18h la Gyneco insiste, graphique à l’appui, analyse du partogramme sous les yeux, tu sembles de moins en moins bien récupérer aussi. Mais elle a encore besoin de temps pour réaliser, accepter, intégrer. Elle a des flashs de sa première mauvaise expérience, des peurs liées à sa cicatrice. Elle freeze, elle aimerait parler à une psy. Ton papa pleure, de ne pas pouvoir arriver à la protéger, il a peur que le scénario se répète. Lui qui n’avait pu être présent lors de la première opération et la première semaine en neonat en Russie et qui avait vu ta maman sombrer en dépression après.

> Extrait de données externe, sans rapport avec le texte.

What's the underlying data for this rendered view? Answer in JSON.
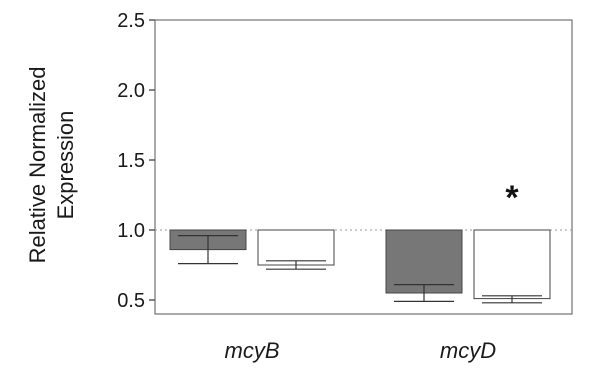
{
  "chart_data": {
    "type": "bar",
    "title": "",
    "xlabel": "",
    "ylabel_lines": [
      "Relative Normalized",
      "Expression"
    ],
    "ylim": [
      0.4,
      2.5
    ],
    "yticks": [
      "0.5",
      "1.0",
      "1.5",
      "2.0",
      "2.5"
    ],
    "baseline": 1.0,
    "baseline_style": "dotted",
    "categories": [
      "mcyB",
      "mcyD"
    ],
    "series": [
      {
        "color": "#777777",
        "values": [
          0.86,
          0.55
        ],
        "error_low": [
          0.76,
          0.49
        ],
        "error_high": [
          0.96,
          0.61
        ]
      },
      {
        "color": "#ffffff",
        "values": [
          0.75,
          0.51
        ],
        "error_low": [
          0.72,
          0.48
        ],
        "error_high": [
          0.78,
          0.53
        ]
      }
    ],
    "annotations": [
      {
        "text": "*",
        "category": "mcyD",
        "series": 1,
        "y": 1.25
      }
    ],
    "grid": false,
    "legend": "none"
  }
}
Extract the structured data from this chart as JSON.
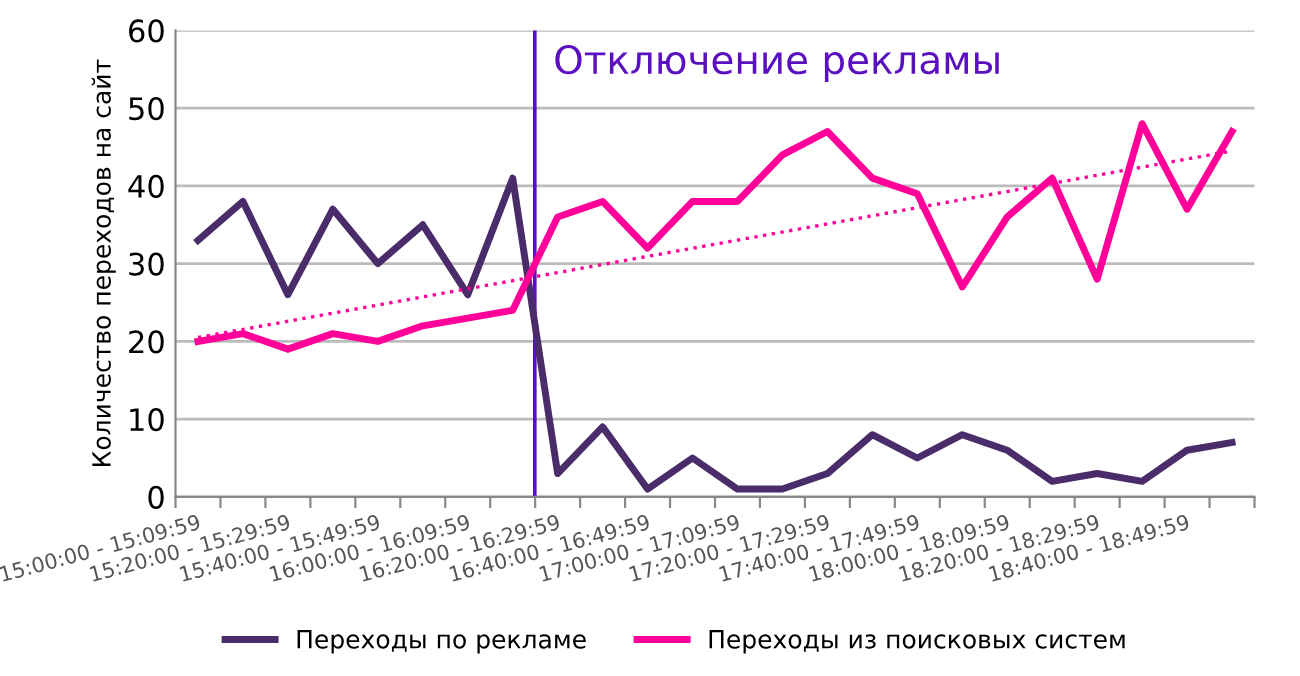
{
  "chart_data": {
    "type": "line",
    "ylabel": "Количество переходов на сайт",
    "categories": [
      "15:00:00 - 15:09:59",
      null,
      "15:20:00 - 15:29:59",
      null,
      "15:40:00 - 15:49:59",
      null,
      "16:00:00 - 16:09:59",
      null,
      "16:20:00 - 16:29:59",
      null,
      "16:40:00 - 16:49:59",
      null,
      "17:00:00 - 17:09:59",
      null,
      "17:20:00 - 17:29:59",
      null,
      "17:40:00 - 17:49:59",
      null,
      "18:00:00 - 18:09:59",
      null,
      "18:20:00 - 18:29:59",
      null,
      "18:40:00 - 18:49:59",
      null
    ],
    "series": [
      {
        "name": "Переходы по рекламе",
        "color": "#4b2c6b",
        "values": [
          33,
          38,
          26,
          37,
          30,
          35,
          26,
          41,
          3,
          9,
          1,
          5,
          1,
          1,
          3,
          8,
          5,
          8,
          6,
          2,
          3,
          2,
          6,
          7
        ]
      },
      {
        "name": "Переходы из поисковых систем",
        "color": "#ff0099",
        "values": [
          20,
          21,
          19,
          21,
          20,
          22,
          23,
          24,
          36,
          38,
          32,
          38,
          38,
          44,
          47,
          41,
          39,
          27,
          36,
          41,
          28,
          48,
          37,
          47
        ]
      },
      {
        "type": "line",
        "color": "#ff0099",
        "line_style": "dotted",
        "values": [
          20.5,
          null,
          null,
          null,
          null,
          null,
          null,
          null,
          null,
          null,
          null,
          null,
          null,
          null,
          null,
          null,
          null,
          null,
          null,
          null,
          null,
          null,
          null,
          44.5
        ]
      }
    ],
    "ylim": [
      0,
      60
    ],
    "yticks": [
      0,
      10,
      20,
      30,
      40,
      50,
      60
    ],
    "grid": "y",
    "annotations": [
      "Отключение рекламы"
    ],
    "legend": "bottom",
    "marker": "none",
    "line_style": "solid"
  }
}
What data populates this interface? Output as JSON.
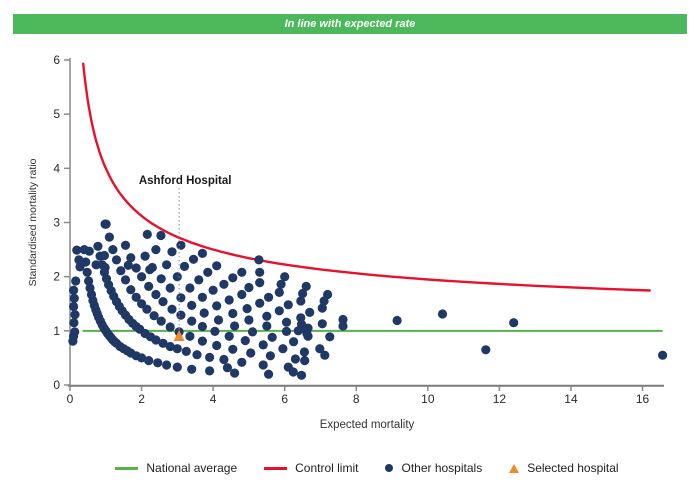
{
  "banner": {
    "title": "In line with expected rate",
    "color": "#4CB85C"
  },
  "chart_data": {
    "type": "scatter",
    "title": "In line with expected rate",
    "xlabel": "Expected mortality",
    "ylabel": "Standardised mortality ratio",
    "xlim": [
      0,
      16.6
    ],
    "ylim": [
      0,
      6
    ],
    "x_ticks": [
      0,
      2,
      4,
      6,
      8,
      10,
      12,
      14,
      16
    ],
    "y_ticks": [
      0,
      1,
      2,
      3,
      4,
      5,
      6
    ],
    "grid": "off",
    "legend_position": "bottom",
    "national_average": {
      "y": 1,
      "x_start": 0.35,
      "x_end": 16.56,
      "color": "#56B14E"
    },
    "control_limit": {
      "base": 1,
      "k": 3,
      "x_start": 0.37,
      "x_end": 16.56,
      "color": "#E8112D"
    },
    "selected_hospital": {
      "x": 3.05,
      "y": 0.9,
      "color": "#EE8A2B",
      "annotation": "Ashford Hospital"
    },
    "other_hospitals_color": "#1F3865",
    "other_hospitals": [
      [
        0.1,
        1.75
      ],
      [
        0.12,
        1.6
      ],
      [
        0.1,
        1.45
      ],
      [
        0.14,
        1.3
      ],
      [
        0.11,
        1.15
      ],
      [
        0.13,
        0.98
      ],
      [
        0.1,
        0.9
      ],
      [
        0.19,
        2.49
      ],
      [
        0.25,
        2.31
      ],
      [
        0.28,
        2.18
      ],
      [
        0.16,
        1.92
      ],
      [
        0.08,
        0.81
      ],
      [
        0.98,
        2.97
      ],
      [
        0.54,
        2.47
      ],
      [
        0.96,
        2.39
      ],
      [
        0.73,
        2.22
      ],
      [
        0.98,
        2.17
      ],
      [
        1.63,
        2.21
      ],
      [
        2.23,
        2.13
      ],
      [
        0.4,
        2.5
      ],
      [
        0.44,
        2.27
      ],
      [
        0.48,
        2.08
      ],
      [
        0.52,
        1.92
      ],
      [
        0.56,
        1.79
      ],
      [
        0.6,
        1.67
      ],
      [
        0.64,
        1.56
      ],
      [
        0.68,
        1.47
      ],
      [
        0.72,
        1.39
      ],
      [
        0.76,
        1.32
      ],
      [
        0.8,
        1.25
      ],
      [
        0.85,
        1.18
      ],
      [
        0.9,
        1.11
      ],
      [
        0.95,
        1.05
      ],
      [
        1.0,
        1.0
      ],
      [
        1.05,
        0.95
      ],
      [
        1.1,
        0.91
      ],
      [
        1.15,
        0.87
      ],
      [
        1.2,
        0.83
      ],
      [
        1.25,
        0.8
      ],
      [
        1.3,
        0.77
      ],
      [
        1.4,
        0.71
      ],
      [
        1.5,
        0.67
      ],
      [
        1.6,
        0.63
      ],
      [
        1.7,
        0.59
      ],
      [
        1.85,
        0.54
      ],
      [
        2.0,
        0.5
      ],
      [
        2.2,
        0.45
      ],
      [
        2.45,
        0.41
      ],
      [
        2.7,
        0.37
      ],
      [
        3.0,
        0.33
      ],
      [
        3.4,
        0.29
      ],
      [
        3.9,
        0.26
      ],
      [
        4.6,
        0.22
      ],
      [
        0.78,
        2.56
      ],
      [
        0.84,
        2.38
      ],
      [
        0.9,
        2.22
      ],
      [
        0.96,
        2.08
      ],
      [
        1.02,
        1.96
      ],
      [
        1.08,
        1.85
      ],
      [
        1.15,
        1.74
      ],
      [
        1.22,
        1.64
      ],
      [
        1.3,
        1.54
      ],
      [
        1.38,
        1.45
      ],
      [
        1.46,
        1.37
      ],
      [
        1.55,
        1.29
      ],
      [
        1.65,
        1.21
      ],
      [
        1.75,
        1.14
      ],
      [
        1.85,
        1.08
      ],
      [
        1.95,
        1.03
      ],
      [
        2.1,
        0.95
      ],
      [
        2.25,
        0.89
      ],
      [
        2.4,
        0.83
      ],
      [
        2.6,
        0.77
      ],
      [
        2.8,
        0.71
      ],
      [
        3.0,
        0.67
      ],
      [
        3.25,
        0.62
      ],
      [
        3.55,
        0.56
      ],
      [
        3.9,
        0.51
      ],
      [
        4.3,
        0.47
      ],
      [
        4.8,
        0.42
      ],
      [
        5.4,
        0.37
      ],
      [
        6.1,
        0.33
      ],
      [
        1.01,
        2.97
      ],
      [
        1.1,
        2.73
      ],
      [
        1.2,
        2.5
      ],
      [
        1.3,
        2.31
      ],
      [
        1.42,
        2.11
      ],
      [
        1.55,
        1.94
      ],
      [
        1.7,
        1.76
      ],
      [
        1.85,
        1.62
      ],
      [
        2.0,
        1.5
      ],
      [
        2.15,
        1.4
      ],
      [
        2.35,
        1.28
      ],
      [
        2.55,
        1.18
      ],
      [
        2.8,
        1.07
      ],
      [
        3.05,
        0.98
      ],
      [
        3.35,
        0.9
      ],
      [
        3.7,
        0.81
      ],
      [
        4.1,
        0.73
      ],
      [
        4.55,
        0.66
      ],
      [
        5.05,
        0.59
      ],
      [
        5.6,
        0.54
      ],
      [
        6.3,
        0.48
      ],
      [
        1.55,
        2.58
      ],
      [
        1.7,
        2.35
      ],
      [
        1.85,
        2.16
      ],
      [
        2.0,
        2.0
      ],
      [
        2.2,
        1.82
      ],
      [
        2.4,
        1.67
      ],
      [
        2.6,
        1.54
      ],
      [
        2.85,
        1.4
      ],
      [
        3.1,
        1.29
      ],
      [
        3.4,
        1.18
      ],
      [
        3.7,
        1.08
      ],
      [
        4.05,
        0.99
      ],
      [
        4.45,
        0.9
      ],
      [
        4.9,
        0.82
      ],
      [
        5.4,
        0.74
      ],
      [
        5.95,
        0.67
      ],
      [
        6.55,
        0.61
      ],
      [
        2.1,
        2.38
      ],
      [
        2.3,
        2.17
      ],
      [
        2.55,
        1.96
      ],
      [
        2.8,
        1.79
      ],
      [
        3.1,
        1.61
      ],
      [
        3.4,
        1.47
      ],
      [
        3.75,
        1.33
      ],
      [
        4.15,
        1.2
      ],
      [
        4.6,
        1.09
      ],
      [
        5.1,
        0.98
      ],
      [
        5.65,
        0.88
      ],
      [
        6.25,
        0.8
      ],
      [
        2.16,
        2.78
      ],
      [
        2.4,
        2.5
      ],
      [
        2.7,
        2.22
      ],
      [
        3.0,
        2.0
      ],
      [
        3.35,
        1.79
      ],
      [
        3.7,
        1.62
      ],
      [
        4.1,
        1.46
      ],
      [
        4.55,
        1.32
      ],
      [
        5.0,
        1.2
      ],
      [
        5.5,
        1.09
      ],
      [
        6.05,
        0.99
      ],
      [
        6.65,
        0.9
      ],
      [
        2.54,
        2.76
      ],
      [
        2.85,
        2.46
      ],
      [
        3.2,
        2.19
      ],
      [
        3.6,
        1.94
      ],
      [
        4.0,
        1.75
      ],
      [
        4.45,
        1.57
      ],
      [
        4.95,
        1.41
      ],
      [
        5.5,
        1.27
      ],
      [
        6.05,
        1.16
      ],
      [
        6.65,
        1.05
      ],
      [
        3.1,
        2.58
      ],
      [
        3.45,
        2.32
      ],
      [
        3.85,
        2.08
      ],
      [
        4.3,
        1.86
      ],
      [
        4.8,
        1.67
      ],
      [
        5.3,
        1.51
      ],
      [
        5.85,
        1.37
      ],
      [
        6.45,
        1.24
      ],
      [
        7.05,
        1.13
      ],
      [
        3.7,
        2.43
      ],
      [
        4.1,
        2.2
      ],
      [
        4.55,
        1.98
      ],
      [
        5.0,
        1.8
      ],
      [
        5.55,
        1.62
      ],
      [
        6.1,
        1.48
      ],
      [
        6.7,
        1.34
      ],
      [
        4.8,
        2.08
      ],
      [
        5.3,
        1.89
      ],
      [
        5.85,
        1.71
      ],
      [
        6.45,
        1.55
      ],
      [
        7.05,
        1.42
      ],
      [
        5.3,
        2.08
      ],
      [
        5.9,
        1.86
      ],
      [
        6.5,
        1.69
      ],
      [
        7.1,
        1.55
      ],
      [
        6.0,
        2.0
      ],
      [
        6.6,
        1.82
      ],
      [
        7.2,
        1.67
      ],
      [
        5.28,
        2.31
      ],
      [
        6.38,
        1.0
      ],
      [
        6.47,
        1.12
      ],
      [
        6.55,
        1.05
      ],
      [
        6.62,
        0.95
      ],
      [
        6.98,
        0.67
      ],
      [
        7.12,
        0.55
      ],
      [
        6.56,
        0.45
      ],
      [
        6.24,
        0.24
      ],
      [
        6.47,
        0.18
      ],
      [
        7.26,
        0.89
      ],
      [
        7.63,
        1.21
      ],
      [
        7.63,
        1.09
      ],
      [
        9.14,
        1.19
      ],
      [
        10.41,
        1.31
      ],
      [
        11.62,
        0.65
      ],
      [
        12.4,
        1.15
      ],
      [
        16.56,
        0.55
      ],
      [
        5.55,
        0.2
      ],
      [
        4.4,
        0.32
      ]
    ],
    "legend": [
      {
        "label": "National average",
        "marker": "line",
        "color": "#56B14E"
      },
      {
        "label": "Control limit",
        "marker": "line",
        "color": "#E8112D"
      },
      {
        "label": "Other hospitals",
        "marker": "dot",
        "color": "#1F3865"
      },
      {
        "label": "Selected hospital",
        "marker": "triangle",
        "color": "#EE8A2B"
      }
    ]
  }
}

19h, en quelques minutes, la psy nous aide à trouver les mots juste pour rassurer tes parents: Confiance. Sécurité. Respiration. Collaboration. Transparence. Communication. Maman, au pied du mur, sent qu’il serait en effet plus raisonnable de « plier ». Elle sent qu’ils ont tout essayé et qu’il est temps que tu sortes. On file en salle d’op. On lui explique chaque étape, chaque geste avec douceur et respect. Je me prépare avec ton papa.
20h te voilà petit homme, vaillant Boris. Dans les bras de ton papa, tes parents te contemplent. Quel voyage et quel apaisement. Une expérience tout à fait différente des précédentes et finalement beaucoup mieux vécue. Tu es enfin là, tout s’est bien passé!Tout le monde est soulagé. Bravo à tes parents pour leur persévérance, à ta maman pour sa détermination hors pair et ton papa pour son rôle de gardien qu’il a si bien tenu. Pas facile de lâcher et de faire confiance mais une expérience n’est pas l’autre. Cette naissance vient presque « réparer » les autres.
Belle intégration et bon vent à tous les 5!